If I Were Mayor of Seattle, WA MAG

October 17, 2017
By Anna Kazanchev BRONZE, Olympia, Washington
Anna Kazanchev BRONZE, Olympia, Washington
2 articles 0 photos 0 comments

Seattle has multiple personalities. As the state’s largest city and one of the most iconic metropolitan areas, Seattle is a great place for culture, entertainment, and education. However, in recent years, Seattle has been in the midst of a historic failure. The homeless and criminal population has dramatically increased since 2016 and there are currently over 11,000 individuals without a home in the Seattle King County area (Kate Walters). In addition, there is a lack of jobs and affordable housing, poor legal defense, and life-threatening pollutants. This phenomenon is not new or surprising information, and yet it still remains unfixed. Over the course of three days, I managed to speak with former mayor, Michael McGinn and came to the well-informed decision of what I would do if I were mayor of Seattle.

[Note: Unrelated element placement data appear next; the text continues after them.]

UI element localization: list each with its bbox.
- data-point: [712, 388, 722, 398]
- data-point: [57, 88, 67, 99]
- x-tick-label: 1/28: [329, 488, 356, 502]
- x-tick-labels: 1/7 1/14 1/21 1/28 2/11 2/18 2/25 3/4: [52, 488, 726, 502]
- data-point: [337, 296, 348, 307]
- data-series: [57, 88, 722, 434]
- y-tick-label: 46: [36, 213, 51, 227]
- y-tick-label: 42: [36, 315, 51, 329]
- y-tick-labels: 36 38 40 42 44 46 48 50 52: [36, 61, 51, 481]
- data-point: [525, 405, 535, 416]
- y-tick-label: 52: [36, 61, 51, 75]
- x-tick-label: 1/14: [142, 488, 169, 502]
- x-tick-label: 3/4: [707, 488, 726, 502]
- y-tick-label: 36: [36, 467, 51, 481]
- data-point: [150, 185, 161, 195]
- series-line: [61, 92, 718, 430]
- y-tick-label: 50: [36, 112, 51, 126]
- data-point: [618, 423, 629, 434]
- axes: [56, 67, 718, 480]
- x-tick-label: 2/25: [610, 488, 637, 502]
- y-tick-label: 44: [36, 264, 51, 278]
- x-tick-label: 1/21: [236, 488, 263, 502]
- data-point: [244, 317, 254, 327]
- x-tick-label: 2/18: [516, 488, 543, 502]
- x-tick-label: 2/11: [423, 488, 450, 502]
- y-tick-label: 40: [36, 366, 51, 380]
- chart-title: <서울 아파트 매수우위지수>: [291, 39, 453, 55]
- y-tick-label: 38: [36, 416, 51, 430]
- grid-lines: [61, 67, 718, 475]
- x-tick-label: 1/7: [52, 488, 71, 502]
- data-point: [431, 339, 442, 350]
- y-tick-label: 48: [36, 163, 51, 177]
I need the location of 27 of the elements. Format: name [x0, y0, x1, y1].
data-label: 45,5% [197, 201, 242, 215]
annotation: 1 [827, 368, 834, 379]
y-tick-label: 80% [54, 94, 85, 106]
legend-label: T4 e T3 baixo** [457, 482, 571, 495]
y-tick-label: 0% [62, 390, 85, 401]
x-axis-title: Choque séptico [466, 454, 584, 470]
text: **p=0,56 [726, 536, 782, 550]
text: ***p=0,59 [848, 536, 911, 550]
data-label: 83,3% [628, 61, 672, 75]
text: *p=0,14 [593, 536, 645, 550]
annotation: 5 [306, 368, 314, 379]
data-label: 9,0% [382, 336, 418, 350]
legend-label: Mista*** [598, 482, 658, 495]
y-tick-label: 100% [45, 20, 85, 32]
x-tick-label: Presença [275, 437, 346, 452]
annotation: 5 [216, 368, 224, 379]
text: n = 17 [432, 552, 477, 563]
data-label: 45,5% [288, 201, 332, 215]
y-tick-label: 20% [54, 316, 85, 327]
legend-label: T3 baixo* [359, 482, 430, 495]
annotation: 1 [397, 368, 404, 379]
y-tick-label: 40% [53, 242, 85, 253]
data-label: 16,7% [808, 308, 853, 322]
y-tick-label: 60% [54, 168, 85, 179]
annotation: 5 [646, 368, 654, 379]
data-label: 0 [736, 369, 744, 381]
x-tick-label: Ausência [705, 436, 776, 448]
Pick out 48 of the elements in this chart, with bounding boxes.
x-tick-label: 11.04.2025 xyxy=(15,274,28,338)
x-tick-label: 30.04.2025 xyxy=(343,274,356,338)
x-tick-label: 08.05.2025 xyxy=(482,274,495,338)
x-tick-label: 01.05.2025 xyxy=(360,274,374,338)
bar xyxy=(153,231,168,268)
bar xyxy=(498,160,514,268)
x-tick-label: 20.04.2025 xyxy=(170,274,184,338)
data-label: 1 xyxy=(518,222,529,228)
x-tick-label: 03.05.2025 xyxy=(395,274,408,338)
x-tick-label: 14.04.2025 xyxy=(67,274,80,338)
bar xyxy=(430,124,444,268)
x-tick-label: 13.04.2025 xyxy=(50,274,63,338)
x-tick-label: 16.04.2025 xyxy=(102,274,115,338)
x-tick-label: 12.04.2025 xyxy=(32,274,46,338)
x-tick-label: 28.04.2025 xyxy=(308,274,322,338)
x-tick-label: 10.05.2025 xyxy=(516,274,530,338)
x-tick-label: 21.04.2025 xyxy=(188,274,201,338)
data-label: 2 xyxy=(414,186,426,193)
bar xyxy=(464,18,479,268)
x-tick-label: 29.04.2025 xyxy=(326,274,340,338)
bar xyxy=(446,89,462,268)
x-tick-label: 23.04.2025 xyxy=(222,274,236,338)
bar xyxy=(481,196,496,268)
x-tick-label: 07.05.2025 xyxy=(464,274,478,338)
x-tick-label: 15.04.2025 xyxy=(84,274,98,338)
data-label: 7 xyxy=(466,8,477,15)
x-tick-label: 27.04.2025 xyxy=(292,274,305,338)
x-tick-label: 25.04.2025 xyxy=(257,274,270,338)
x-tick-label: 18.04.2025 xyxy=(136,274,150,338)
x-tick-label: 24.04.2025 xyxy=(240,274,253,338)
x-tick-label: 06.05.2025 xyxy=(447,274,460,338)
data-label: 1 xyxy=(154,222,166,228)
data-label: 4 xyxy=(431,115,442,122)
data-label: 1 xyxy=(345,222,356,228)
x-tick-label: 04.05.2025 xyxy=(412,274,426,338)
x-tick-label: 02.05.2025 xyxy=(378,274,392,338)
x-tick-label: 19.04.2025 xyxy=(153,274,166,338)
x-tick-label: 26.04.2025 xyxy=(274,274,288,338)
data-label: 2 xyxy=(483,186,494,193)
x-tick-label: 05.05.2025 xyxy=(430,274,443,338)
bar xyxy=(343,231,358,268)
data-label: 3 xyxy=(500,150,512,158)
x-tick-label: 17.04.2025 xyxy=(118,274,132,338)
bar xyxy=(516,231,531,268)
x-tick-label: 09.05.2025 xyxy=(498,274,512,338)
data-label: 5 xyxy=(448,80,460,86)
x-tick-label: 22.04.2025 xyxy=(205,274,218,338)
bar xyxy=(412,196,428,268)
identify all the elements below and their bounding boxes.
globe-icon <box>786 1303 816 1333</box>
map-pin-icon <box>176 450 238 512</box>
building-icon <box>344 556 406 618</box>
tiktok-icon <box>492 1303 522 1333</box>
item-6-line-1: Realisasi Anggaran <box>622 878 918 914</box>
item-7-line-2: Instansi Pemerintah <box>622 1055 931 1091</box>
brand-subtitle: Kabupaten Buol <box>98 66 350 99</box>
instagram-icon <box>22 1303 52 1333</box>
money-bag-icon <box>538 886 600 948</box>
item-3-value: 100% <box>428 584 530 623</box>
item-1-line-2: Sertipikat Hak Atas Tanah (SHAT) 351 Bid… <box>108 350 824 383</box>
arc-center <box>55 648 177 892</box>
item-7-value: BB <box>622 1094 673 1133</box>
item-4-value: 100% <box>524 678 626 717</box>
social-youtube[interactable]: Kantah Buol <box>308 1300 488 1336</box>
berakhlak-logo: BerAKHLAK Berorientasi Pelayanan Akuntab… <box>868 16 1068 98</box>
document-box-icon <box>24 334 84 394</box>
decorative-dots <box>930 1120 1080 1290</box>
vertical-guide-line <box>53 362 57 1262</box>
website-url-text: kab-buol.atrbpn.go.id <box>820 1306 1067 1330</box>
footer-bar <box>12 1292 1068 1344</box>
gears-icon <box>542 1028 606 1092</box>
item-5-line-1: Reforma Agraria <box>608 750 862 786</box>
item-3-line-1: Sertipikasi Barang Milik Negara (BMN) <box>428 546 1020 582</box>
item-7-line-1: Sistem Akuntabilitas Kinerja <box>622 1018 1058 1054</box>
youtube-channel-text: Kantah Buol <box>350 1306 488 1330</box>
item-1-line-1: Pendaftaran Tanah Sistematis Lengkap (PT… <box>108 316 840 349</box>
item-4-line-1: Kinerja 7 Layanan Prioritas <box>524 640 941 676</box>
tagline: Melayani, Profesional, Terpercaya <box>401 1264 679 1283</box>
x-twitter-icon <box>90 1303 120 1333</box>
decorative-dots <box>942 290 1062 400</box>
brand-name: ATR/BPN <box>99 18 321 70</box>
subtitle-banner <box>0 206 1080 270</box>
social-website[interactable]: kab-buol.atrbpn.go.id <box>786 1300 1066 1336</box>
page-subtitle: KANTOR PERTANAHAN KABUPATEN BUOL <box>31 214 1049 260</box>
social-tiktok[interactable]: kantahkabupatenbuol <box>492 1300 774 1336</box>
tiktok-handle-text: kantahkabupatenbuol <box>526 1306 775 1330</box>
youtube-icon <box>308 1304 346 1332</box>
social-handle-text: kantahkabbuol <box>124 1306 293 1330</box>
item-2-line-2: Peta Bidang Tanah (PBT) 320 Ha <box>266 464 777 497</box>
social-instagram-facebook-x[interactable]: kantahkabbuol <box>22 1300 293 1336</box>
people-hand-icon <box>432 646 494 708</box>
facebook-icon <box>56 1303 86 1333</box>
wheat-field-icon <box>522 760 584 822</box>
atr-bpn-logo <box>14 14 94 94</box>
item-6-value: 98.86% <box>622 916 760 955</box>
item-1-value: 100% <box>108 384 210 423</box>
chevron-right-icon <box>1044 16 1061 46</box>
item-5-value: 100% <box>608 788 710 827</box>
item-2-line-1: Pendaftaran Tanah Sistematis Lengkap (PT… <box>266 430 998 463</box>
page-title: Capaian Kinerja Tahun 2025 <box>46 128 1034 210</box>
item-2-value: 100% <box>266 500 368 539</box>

It is important to consider, when taking extraordinary measures, if our action will better the future of our city. One of these actions could include a job expansion and wider availability of affordable housing. As the population keeps increasing, there becomes a higher demand for new jobs and housing within financial means. “There is a consensus that housing is the essential foundation of ending homelessness,” said Jeff Olivet, the CEO of the Center for Social Innovation. “Housing provides a stable launchpad from which people can get and keep a job, address mental illness and substance use, take care of their health and nutrition, and find purposeful roles in the community.” My first step is to build more houses and/or apartments so they become available to the general public. I would then require all new housing and development to allocate a small percentage of new constructions to subsidize low income. This will satisfy and fulfill the needs of our city and put an end to homelessness.

For the past several years, there has been a major controversial topic in the city of Seattle regarding immigrants and refugees. Whether they should be deported or not has remained a question for decades, and with a new office in charge, immigrants need more help than ever. Former president, Barack Obama, mentioned in a conference in 2015 that, “The NAACP Legal Defense and Educational Fund is simply the best civil rights law firm in American history.” Founded in 1909, The NAACP, or the National Association for the Advancement of Colored People, is one of the first and most significant civil rights organizations that fights for equality and justice through the court system in the United States. By teaming up with the NAACP LDF Incorporation, we could fight for the civil rights of the people of Seattle. This new system could help represent our citizens in immigration court, thus increasing their chances of staying in the country.


According to a study conducted in the summer of 2017, Seattle’s air quality index ranked 156. “That’s worse than Los Angeles and several cities in China and India,” said Allison Sundel, a King 5 News reporter. Healthy and satisfactory AQIs should range from 0-100, hence why Seattle’s air quality conditions are extremely dangerous and very unhealthy. One of the many causes of this abrupt smog could be car exhaust from the daily dose of Seattle traffic. Sources say that ozone, a toxic gas, is a powerful contributor to poor air quality. “Vehicle exhaust is a big factor in ozone, and the wind can carry it for miles,” said The University of Tennessee Medical Center, “and dealing with this ground-level ozone takes community-wide effort.” The following are small and simple things but could tremendously help the city reduce the risks of ozone; you could start off by taking carpool and using mass transit when available to you, making sure your car’s engine is well maintained, consider switching to a “green car”, such as a hybrid or electric car, and turning off your engine when not in use. These actions will no doubt minimize ozone creation, however, Seattle is still one of the top cities to have daily, hour-long traffic. Tom Vanderbilt, author of Traffic: Why We Drive the Way We Do, states that traffic accidents kill more people than homicide does. By shifting a focus of law enforcement to speeders and red light runners, our city would be safer.

Seattle will be in great hands, and the best thing for us to do is work together. All in all, if our actions better our future, such as ending homelessness, protecting the streets and our health, and providing fairness, it is needless to say that we should endorse it.